The hospital assessment was very useful, they are going to refer me to see a specialist and have suggested that I really get on with mindfulness, as it particularly useful in drug resistant cases like mine.  They are also going to refer me to the mood disorder centre in Exeter.

So for the first time in a long time I feel hopeful.  Hopeful that I can get through this, hopeful that this black cloud will lift fully and hopeful that I can have a productive, contented future.  Small steps are needed, but as I say I have hope.

Tuesday 9 June 2015

So I have had a very difficult day.  The worries of the two meetings tomorrow have made things very difficult for me.  It feels as if  I have got  real mountain to climb tomorrow.  Lets just hope it isn't too difficult as I really can't face the thought of any more kicks in the teeth.

Monday 8 June 2015

Well another mixed start to my feelings.  Its again is very sunny and inviting so I should be out there enjoying it but just going out of the door makes me nervous.  I am going to force myself to the gym. 

I have made my appointment with the specialist, except that I have to see a specialist nurse before I can be referred on.  This appointment is on Wednesday, in the town that I work in. This makes it a little more uncomfortable as I don't want to bump into the children I teach.  However it was either that appointment or having to wait another week to go somewhere else.  No real choice there.

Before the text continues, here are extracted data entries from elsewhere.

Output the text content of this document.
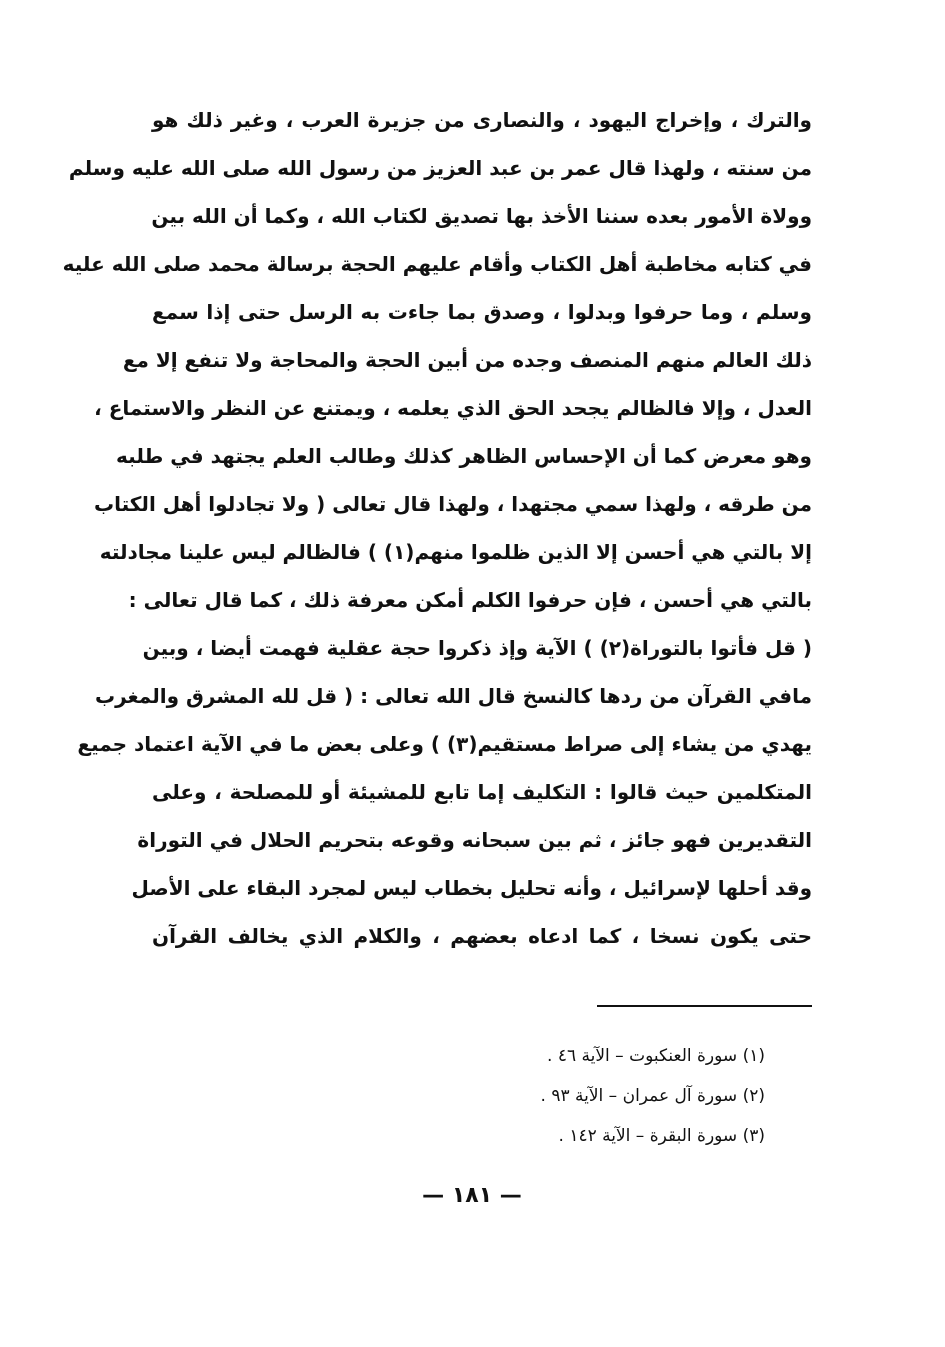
والترك ، وإخراج اليهود ، والنصارى من جزيرة العرب ، وغير ذلك هو
من سنته ، ولهذا قال عمر بن عبد العزيز من رسول الله صلى الله عليه وسلم
وولاة الأمور بعده سننا الأخذ بها تصديق لكتاب الله ، وكما أن الله بين
في كتابه مخاطبة أهل الكتاب وأقام عليهم الحجة برسالة محمد صلى الله عليه
وسلم ، وما حرفوا وبدلوا ، وصدق بما جاءت به الرسل حتى إذا سمع
ذلك العالم منهم المنصف وجده من أبين الحجة والمحاجة ولا تنفع إلا مع
العدل ، وإلا فالظالم يجحد الحق الذي يعلمه ، ويمتنع عن النظر والاستماع ،
وهو معرض كما أن الإحساس الظاهر كذلك وطالب العلم يجتهد في طلبه
من طرقه ، ولهذا سمي مجتهدا ، ولهذا قال تعالى ( ولا تجادلوا أهل الكتاب
إلا بالتي هي أحسن إلا الذين ظلموا منهم(١) ) فالظالم ليس علينا مجادلته
بالتي هي أحسن ، فإن حرفوا الكلم أمكن معرفة ذلك ، كما قال تعالى :
( قل فأتوا بالتوراة(٢) ) الآية وإذ ذكروا حجة عقلية فهمت أيضا ، وبين
مافي القرآن من ردها كالنسخ قال الله تعالى : ( قل لله المشرق والمغرب
يهدي من يشاء إلى صراط مستقيم(٣) ) وعلى بعض ما في الآية اعتماد جميع
المتكلمين حيث قالوا : التكليف إما تابع للمشيئة أو للمصلحة ، وعلى
التقديرين فهو جائز ، ثم بين سبحانه وقوعه بتحريم الحلال في التوراة
وقد أحلها لإسرائيل ، وأنه تحليل بخطاب ليس لمجرد البقاء على الأصل
حتى يكون نسخا ، كما ادعاه بعضهم ، والكلام الذي يخالف القرآن
(١) سورة العنكبوت – الآية ٤٦ .
(٢) سورة آل عمران – الآية ٩٣ .
(٣) سورة البقرة – الآية ١٤٢ .
— ١٨١ —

I have just been told that I have to attend a meeting at school on Wednesday too.  At least I had to be there.  This, of course, is making me anxious.  I just hope the next couple of days pass very quickly.   I am either going to have to be busy or hope the medication knocks me out.


Sunday 7 June 2015

I just don't seem to be able to break this low feeling. It isn't anywhere near the rock bottom I was a few weeks ago but it isn't a nice place to be.   Its a beautiful day, just waiting to be enjoyed and I don't have the energy or desire.    It feels that I may never get better and this will be as good as it gets.  I really hope not because it isn't much fun and is a drain on me and everyone around me, especially my family.

My wife has gone to help some friends of ours as their boy has broken his arm and is in hospital. A real set back for him but I am sure he will bounce back very quickly as he has overcome worse problems before this.  He is a real star and it is a privilege to be part of that family's life.




Saturday 6 June 2015

I have received a letter from the Devon Referral Support Service.   The main body of the letter says:-
"You have recently been referred for a specialist 'MENTAL HEALTH- ADULTS OF ALL AGES' assessment.  This may or may not lead to you requiring a hospital appointment in the future.  Please contact the Devon Referral Support Services (DRSS) Booking Team on 01626 ******* and we can take you through the options available."
           
I have some issues with this letter:-

1)"we can take you through the options available."
 Is this going to mean a long series of questions over the phone that I need to answer in a certain way to get a referral?  When I went through the self referral service, as recommended by my GP, I wasn't thought to be ill enough, because of the answers I gave to a questionnaire.  This was only a few weeks before I went into this episode of depression, the worst of my life.

2) "may or may not lead to you requiring a hospital appointment in the future".
I thought I was just waiting on a date, after all my GP has referred me.

3) "specialist 'MENTAL HEALTH- ADULTS OF ALL AGES' assessment"
This is hospital speak which sounds officious and not welcoming.

It has caused my anxiety levels to rise, as I was just hoping for things to be simple and clear cut.  I don't feel a great deal of confidence in what awaits me, hopefully I will be pleasantly surprised.  At some point in the future, probably when I am a lot better, I will take this up with the service mangers.